Rookie phenom Carson Fulmer was not a big collector when he was a kid, although he would purchase an occasional pack of cards at Wal-Mart for the pleasure of opening it to see whose cards he got. He is also not a big memorabilia guy, but does have some interest in picking up some jerseys and signed baseballs if he gets the chance. His favorite players as a youngster were Nolan Ryan and Mariano Rivera. He does not mind signing autographs for the fans, but he says he tries to keep things under control. He looks for the kids first when time is short.

Another newcomer to the White Sox, Adam Engel, grew up in Loveland, Ohio, so naturally he was a Cincinnati Reds fan, enjoying the play of Barry Larkin, Ken Griffey Jr. and Bret Boone. Although he, himself, is not a collector, he does enjoy interacting with the fans, especially the younger ones. He says he will sign for anyone if he has the time, even the dealers.

Former Sox players, left to right, Chet Lemon, Carl Everett and Willie Harris.

Former Sox players, left to right, Chet Lemon, Carl Everett and Willie Harris.

Trey Michalczewski, besides having one of the more difficult names in baseball to pronounce, was also a big card collector as a kid, mainly because his dad was a collector and he caught the bug from him. Trey liked hockey cards in particular, and remembers always handling them carefully and putting them in plastic holders to minimize potential damage. He also enjoys signing autographs, and will do it for anyone as long as they are respectful, except when it might be inconvenient, like when he is eating dinner. He will sign a couple of autographs for each individual if asked, but he does not like to sign blank pieces of paper. Not that anyone can blame him. He has not yet appeared at any card shows, but imagines he will eventually do them if the promoters want him.

Newcomer Jacob May, another Cincinnati area native, also liked Ken Griffey Jr., as well as Adam Dunn and Todd Frazier.
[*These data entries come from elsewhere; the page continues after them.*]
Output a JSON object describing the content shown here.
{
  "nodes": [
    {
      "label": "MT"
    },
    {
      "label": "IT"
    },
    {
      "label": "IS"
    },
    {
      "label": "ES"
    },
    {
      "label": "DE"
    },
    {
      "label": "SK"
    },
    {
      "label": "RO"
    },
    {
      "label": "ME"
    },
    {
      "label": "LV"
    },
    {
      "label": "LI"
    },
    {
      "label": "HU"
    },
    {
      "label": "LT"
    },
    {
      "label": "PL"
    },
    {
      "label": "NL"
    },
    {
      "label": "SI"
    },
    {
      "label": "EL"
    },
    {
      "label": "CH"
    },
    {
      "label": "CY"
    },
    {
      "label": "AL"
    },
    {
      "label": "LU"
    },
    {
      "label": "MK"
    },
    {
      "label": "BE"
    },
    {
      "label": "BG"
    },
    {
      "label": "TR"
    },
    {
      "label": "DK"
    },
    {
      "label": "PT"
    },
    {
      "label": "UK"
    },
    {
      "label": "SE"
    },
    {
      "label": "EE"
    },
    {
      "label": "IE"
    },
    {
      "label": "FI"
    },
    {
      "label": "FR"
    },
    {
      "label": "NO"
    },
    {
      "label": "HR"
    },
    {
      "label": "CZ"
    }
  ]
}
May was not much of a collector and preferred to talk about his experience as a rookie, especially how he intends to soak up everything he can at Spring Training, like a sponge. He knows he has to treat the veterans with respect and not step on any toes. He really just wants to see how the veterans go about their business so he can emulate them when the time comes for him. As for signing autographs, he knows it is part of the job, so he tries to accommodate when he can.

Perhaps the most enthusiastic new player the team has this year is infielder Eddy Alvarez, the former Olympian. With his irrepressible smile and great sense of humor, he quickly became a favorite of the fans at Soxfest. He says he loves signing autographs, especially for the youngsters because he used to be one of those kids. His favorite players as a youngster were Cliff Floyd and Ivan Rodriquez because he grew up in Miami and was a huge Marlins fan. He and his brother loved collecting cards and still have them in a closet at their Mom’s home in a blue cushioned book. His silver medal in speedskating at the 2014 Winter Olympics led to autograph show opportunities for him, but nothing like the baseball card shows that most collectors attend. That is something he would like to do some day, however.

All in all, the White Sox should pat themselves on the back for a job well done. Everyone – the fans, the players, the front office people, the media – had the time of their lives at this year’s Soxfest. Now, they can’t wait for the 2017 Soxfest, when everyone hopes the team will be hoisting another World Series trophy.